On the Need for a Papal Encyclical Condemning the Heresy of Nationalism
December 1992By Gordon C. Zahn
Gordon C. Zahn is Professor Emeritus of Sociology at the University of Massachusetts at Boston and a Contributing Editor of the NOR. His books include In Solitary Witness: The Life and Death of Franz Jaegerstaetter and German Catholics and Hitlers Wars.
As a member of a panel at the University of San Franciscos 1991 Rerum Novarum anniversary conference, I stated that we need a papal encyclical condemning Nationalism. I reminded the audience that this was not a new or wild idea, that already in the 1930s an international conference of theologians meeting in Switzerland had described Nationalism as the characteristic heresy of the day. Their judgment, I suggested, had found confirmation in the tragedy of World War II and the virtually unbroken succession of little or regional wars the world has suffered since.
Thus my proposal read in part:
Today we witness a plague of nationalist/separatist movements in Europe that threatens to recreate the situation prevailing when the shots were fired at Sarajevo. Asia, Africa, Latin America are infected, and we seem to be entering upon a critical stage of the affliction in the United States.The shots at Sarajevo reference was to the assassination of the Austrian Archduke and his wife which set off the horrors of World War I.
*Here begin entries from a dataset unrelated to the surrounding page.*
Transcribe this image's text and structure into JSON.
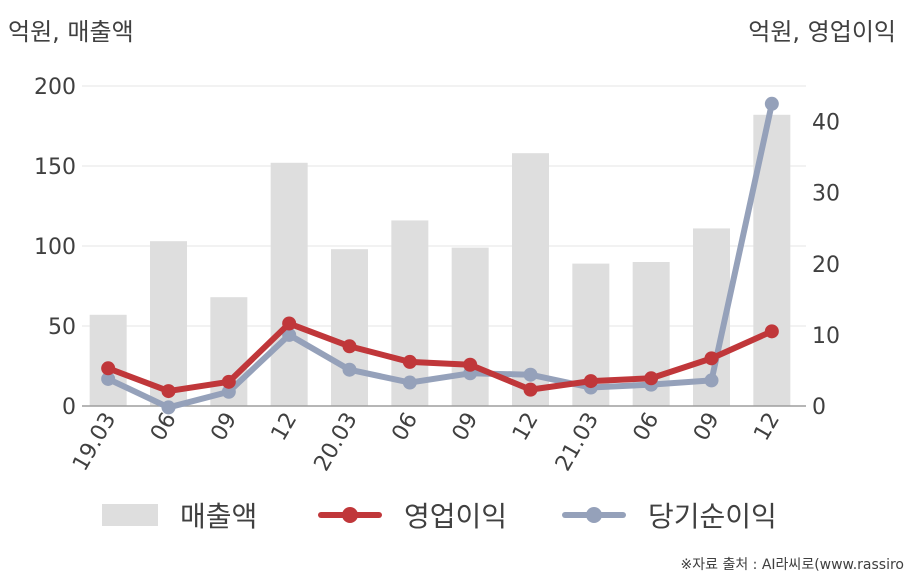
{
  "units": {
    "left": "억원, 매출액",
    "right": "억원, 영업이익"
  },
  "source": "※자료 출처 : AI라씨로(www.rassiro",
  "colors": {
    "revenue": "#dedede",
    "operating_profit": "#c0373a",
    "net_income": "#95a1ba",
    "grid": "#e6e6e6",
    "axis": "#9e9e9e",
    "text": "#404040"
  },
  "chart_data": {
    "type": "bar",
    "categories": [
      "19.03",
      "06",
      "09",
      "12",
      "20.03",
      "06",
      "09",
      "12",
      "21.03",
      "06",
      "09",
      "12"
    ],
    "y_left": {
      "ylim": [
        0,
        200
      ],
      "ticks": [
        0,
        50,
        100,
        150,
        200
      ]
    },
    "y_right": {
      "ylim": [
        0,
        45
      ],
      "ticks": [
        0,
        10,
        20,
        30,
        40
      ]
    },
    "grid": true,
    "legend_position": "bottom",
    "series": [
      {
        "name": "매출액",
        "type": "bar",
        "axis": "left",
        "values": [
          57,
          103,
          68,
          152,
          98,
          116,
          99,
          158,
          89,
          90,
          111,
          182
        ]
      },
      {
        "name": "영업이익",
        "type": "line",
        "axis": "right",
        "values": [
          5.3,
          2.1,
          3.4,
          11.6,
          8.4,
          6.2,
          5.8,
          2.3,
          3.5,
          3.9,
          6.7,
          10.5
        ]
      },
      {
        "name": "당기순이익",
        "type": "line",
        "axis": "right",
        "values": [
          3.8,
          -0.2,
          2.0,
          10.0,
          5.1,
          3.3,
          4.6,
          4.4,
          2.6,
          3.0,
          3.6,
          42.5
        ]
      }
    ]
  }
}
A year after the conference, that figure of speech became the harsh reality of blood flowing again in the streets of that fateful city. There is one difference, of course: The royal victims of 1914 have been replaced by the bodies of thousands of ordinary citizens killed in their homes or slaughtered in the marketplace. But the underlying cause is the same, and the pattern will be repeated generation after generation as long as ethnic and national identity are given precedence over other values.
I did not expect my call for a papal condemnation of the nationalist heresy to stir much response one way or the other. I certainly was not prepared to be vehemently challenged, as I was, by a scholar I greatly admire and with whom I had shared many common efforts relating to peace. My critic held forth with great fervor in defense of a nations right to determine its own form of governance; to uphold and preserve its special interests, economic and otherwise; and to exercise its sovereignty by restricting and controlling access to its territory, establishing customs regulations, and the like. All of which I was ready and willing to concede.